So.... This challenge is all about improving my mental state. My health and mobility have deteriorated so much over the last 18 months that I now need to use a wheelchair to leave the house.

This is something that I had been fighting against and refusing for a long time. During my rehabilitation I swore that I would never use a wheelchair again. I saw it as failure, as giving up, as going backwards instead of forwards and it was very difficult for me to accept that I needed one. I now accept that this will make a big difference to my quality of life, but I still have some real issues with it.

I'll explain it all if anyone wants to read it, but be warned, it's long and boring :P

The background

After my accident in 2011 I started a program of rehabilitation. I got feck all on the NHS, my physiotherapist was inept, so I realised that if I ever wanted to get my life back, I was going to have to fight for it.

I met Norma, my personal trainer, who in my mind is the person I owe my recovery to. She took me on when I could barely walk and she pushed me to do things I never believed I could.

By 2014 I could deadlift my own bodyweight, squat with 40kgs on my shoulders, cycle, swim, I even ran 5km for Cancer Research. Despite all of this, I still had a problem with walking or just being on my feet, that I didn't understand and couldn't really explain. If I walked around too much or was on my feet for too long I would start to tire, become very sore, and develop muscle spasms and it would be very difficult to walk for 2-3 days afterwards.

I went on holiday with my brother and his wife in July 2014 and of course there was a lot of walking around and standing in queues at the airport and train station so I was not surprised at all when I suffered from intense pain and mobility problems upon my return, but I expected them to pass within a short time. They didn't.

Over the coming months the pain came and went in cycles, continuing to get worse but then improving for a period before getting worse again. I was beginning to struggle day to day and my mental state began to spiral downward.

What life is like for me now.

I am still trapped in the cycle of good and bad days, and there is a huge difference between the two.

On bad days I can usually make it to the sofa, but will probably only leave the sofa to go to the bathroom. On these days I don't even eat until Colin comes home from work and I spend the day in my pyjamas. At times Colin has even had to work from home, take annual leave or even come home from work part way through the day to look after me as I have been too unwell to be on my own.

It isn't just a matter of being in pain, when my mobility is bad it's almost impossible for me to walk. Even just taking a few steps is utterly exhausting. This is why I am convinced that there is some instability in my pelvis. On top of this I am constantly exhausted, far beyond just being tired. There are days where I am only awake for 2-3 hours at a time.

When I am unwell I am like a zombie, I can't think straight, barely make any conversation and have no interest in anything at all. Wow! What a catch, huh? I'm really not sure what Colin sees in me to be honest, lol!
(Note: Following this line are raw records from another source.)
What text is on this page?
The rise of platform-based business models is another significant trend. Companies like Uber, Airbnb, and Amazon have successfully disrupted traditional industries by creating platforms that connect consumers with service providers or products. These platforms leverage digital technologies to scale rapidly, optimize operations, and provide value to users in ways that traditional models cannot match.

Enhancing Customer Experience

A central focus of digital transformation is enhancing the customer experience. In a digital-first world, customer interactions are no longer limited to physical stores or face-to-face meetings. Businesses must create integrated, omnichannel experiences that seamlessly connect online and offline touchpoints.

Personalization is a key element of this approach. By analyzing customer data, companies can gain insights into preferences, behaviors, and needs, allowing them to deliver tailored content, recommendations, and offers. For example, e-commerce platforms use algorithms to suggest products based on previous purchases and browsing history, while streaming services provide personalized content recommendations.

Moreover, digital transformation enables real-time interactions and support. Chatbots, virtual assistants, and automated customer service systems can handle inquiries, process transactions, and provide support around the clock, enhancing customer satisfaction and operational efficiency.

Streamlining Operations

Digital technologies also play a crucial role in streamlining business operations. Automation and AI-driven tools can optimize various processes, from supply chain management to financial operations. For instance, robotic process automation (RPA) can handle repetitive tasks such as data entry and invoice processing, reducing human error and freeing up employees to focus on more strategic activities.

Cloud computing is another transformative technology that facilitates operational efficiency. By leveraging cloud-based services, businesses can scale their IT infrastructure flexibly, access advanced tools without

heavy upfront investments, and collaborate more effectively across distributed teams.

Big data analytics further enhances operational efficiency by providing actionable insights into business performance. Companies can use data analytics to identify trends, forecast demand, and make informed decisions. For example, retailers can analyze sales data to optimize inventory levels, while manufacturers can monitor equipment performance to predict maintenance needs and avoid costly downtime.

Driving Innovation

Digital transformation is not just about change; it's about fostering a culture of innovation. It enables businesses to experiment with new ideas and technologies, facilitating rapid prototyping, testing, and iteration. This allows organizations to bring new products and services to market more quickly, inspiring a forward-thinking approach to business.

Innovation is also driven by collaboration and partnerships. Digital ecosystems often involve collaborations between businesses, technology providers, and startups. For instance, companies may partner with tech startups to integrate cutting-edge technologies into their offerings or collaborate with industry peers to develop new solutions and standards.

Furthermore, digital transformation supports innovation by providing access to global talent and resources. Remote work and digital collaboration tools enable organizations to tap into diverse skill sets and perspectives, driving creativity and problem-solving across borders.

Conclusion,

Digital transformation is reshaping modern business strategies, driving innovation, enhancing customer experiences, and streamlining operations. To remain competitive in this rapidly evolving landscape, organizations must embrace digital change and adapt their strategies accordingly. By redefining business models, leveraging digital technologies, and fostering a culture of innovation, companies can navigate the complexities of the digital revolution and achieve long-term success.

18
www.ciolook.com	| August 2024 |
So! What do I want to achieve?

1st step - accepting where I am now, and understanding that I'm not here because I "failed". This is not my fault any more than the original accident was. Let go of guilt.

2nd step - taking stock of my abilities and limitations, and finding ways and tools to improve them and prevent "crashing" (when I try to do too much and make myself ill)

3rd step - use what I've learnt in steps 1&2 to find ways to improve my day to day life and engage in some social activities.

How to achieve this.

1st step - Because I am embarrassed and ashamed of the wheelchair I need to do something to overcome that. I think that exposure therapy is the way to go here. I'm going to make a point of using the chair. This will get me used to it and also get me out of the house a bit more. Bonus! I'm going to take a photo of myself each time I use the chair and either share it on here or with my family and friends.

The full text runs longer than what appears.